Equivalent resistance with possible short circuit

[rhemmin]

Homework Statement

Find the current flowing through the voltage source in mA. Assume Vs = 3.9 V and R = 8.3 kohm. Round off your answer to two decimal points.

Homework Equations

1/R(equivalent) = 1/R1 + 1/R2 + ...

I=V/R

Kirchoff's voltage law

The Attempt at a Solution

I considered the 3 resistors in the upper left of diagram (10k, R=8.3k, 10k) to be in parallel and calculated their equivalent resistance to be 3.12 kOhms. I basically ignored the two 10kOhm resistors in the bottom right because a) they didn't seem to be in series, or parallel so I didn't know what to do with them and b) it seemed that the current would avoid them by taking the path of least resistance after going through the 3 resistors in parallel in the upper left. I then wrote the KVL equation: Vs - I(3.12*10^3) = 0 and solved for I determining the current to be 1.25mA.

 

[phinds]

Uh, dude, you REALLY need to rethink that analysis. How can the current through R possibly NOT flow through on or both of the resistors on the right & bottom?

 

[NascentOxygen]

Try redrawing the diagram, this time repositioning enough of the elements so that you can draw it so there are no sloping lines. I.e., arrange it so all elements and connecting wires are either vertical or horizontal, and with no ugly cross-overs.

You may need to make a few attempts before you manage it. Just keep trying.

 

[rhemmin]

Wow. Thank you both very much for the help. My first big problem was that I assumed there was a node where the wires crossed. For sure, I'll pay much closer attention to nodes from now on. Also, redrawing the diagram with the R=8.3k resistor going around the other circuit elements made the diagram much easier to understand.

Thanks again!

 

[asteriatic]

I would like to point out that the assumption of a short circuit in this scenario is not physically possible. A short circuit occurs when there is a low resistance path that bypasses the load, causing a large current to flow through it. In this case, the two 10kOhm resistors in the bottom right are not in series or parallel with the other resistors, so they cannot create a short circuit. Additionally, the assumption of a short circuit would result in an infinite current, not a finite value of 1.25mA.
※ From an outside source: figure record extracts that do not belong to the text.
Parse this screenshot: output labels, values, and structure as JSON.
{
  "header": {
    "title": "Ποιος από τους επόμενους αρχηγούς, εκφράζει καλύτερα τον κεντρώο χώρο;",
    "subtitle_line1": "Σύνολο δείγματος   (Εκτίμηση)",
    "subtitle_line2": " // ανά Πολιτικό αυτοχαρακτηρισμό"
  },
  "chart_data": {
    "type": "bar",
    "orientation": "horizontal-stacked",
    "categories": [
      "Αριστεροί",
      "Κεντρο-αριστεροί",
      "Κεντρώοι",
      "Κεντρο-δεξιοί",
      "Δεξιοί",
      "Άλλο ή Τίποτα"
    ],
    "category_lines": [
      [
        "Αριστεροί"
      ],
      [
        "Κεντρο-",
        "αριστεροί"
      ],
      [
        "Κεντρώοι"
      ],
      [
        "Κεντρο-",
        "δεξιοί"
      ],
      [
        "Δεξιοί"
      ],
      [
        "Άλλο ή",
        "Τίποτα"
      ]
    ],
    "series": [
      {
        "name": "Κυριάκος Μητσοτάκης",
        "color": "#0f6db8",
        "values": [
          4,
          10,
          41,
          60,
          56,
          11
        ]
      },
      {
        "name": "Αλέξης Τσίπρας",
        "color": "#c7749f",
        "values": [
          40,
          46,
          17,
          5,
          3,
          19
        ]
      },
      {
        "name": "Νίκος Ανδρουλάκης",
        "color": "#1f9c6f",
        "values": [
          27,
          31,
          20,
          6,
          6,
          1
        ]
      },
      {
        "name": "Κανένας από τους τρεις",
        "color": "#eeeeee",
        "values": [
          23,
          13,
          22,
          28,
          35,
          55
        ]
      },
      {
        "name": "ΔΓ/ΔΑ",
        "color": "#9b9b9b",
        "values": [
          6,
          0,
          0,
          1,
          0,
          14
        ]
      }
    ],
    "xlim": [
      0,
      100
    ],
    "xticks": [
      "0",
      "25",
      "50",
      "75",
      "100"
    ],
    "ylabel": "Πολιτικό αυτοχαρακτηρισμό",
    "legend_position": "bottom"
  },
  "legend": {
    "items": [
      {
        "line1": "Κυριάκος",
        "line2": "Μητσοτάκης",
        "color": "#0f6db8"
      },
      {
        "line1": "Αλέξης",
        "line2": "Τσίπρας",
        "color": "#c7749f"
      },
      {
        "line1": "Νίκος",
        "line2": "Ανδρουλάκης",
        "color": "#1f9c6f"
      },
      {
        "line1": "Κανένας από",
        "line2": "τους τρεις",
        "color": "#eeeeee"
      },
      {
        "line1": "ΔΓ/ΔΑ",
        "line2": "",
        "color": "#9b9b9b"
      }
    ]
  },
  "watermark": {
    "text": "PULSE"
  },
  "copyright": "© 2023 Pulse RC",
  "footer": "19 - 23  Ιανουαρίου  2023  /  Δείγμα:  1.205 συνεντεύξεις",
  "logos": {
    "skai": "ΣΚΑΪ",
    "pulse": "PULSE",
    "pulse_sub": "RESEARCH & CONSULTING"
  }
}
To accurately solve this problem, all resistors in the circuit must be taken into account. The two 10kOhm resistors in the bottom right can be combined into a single equivalent resistance of 5kOhms, which is in series with the 8.3kOhm resistor. This results in a total resistance of 13.3kOhms. Using Ohm's Law, the current can be calculated as I=Vs/R, which gives a value of 0.29mA. This is significantly lower than the value calculated under the assumption of a short circuit.

In conclusion, it is important to consider all components in a circuit when calculating the equivalent resistance and current. Assumptions of short circuits can lead to incorrect solutions and should be avoided.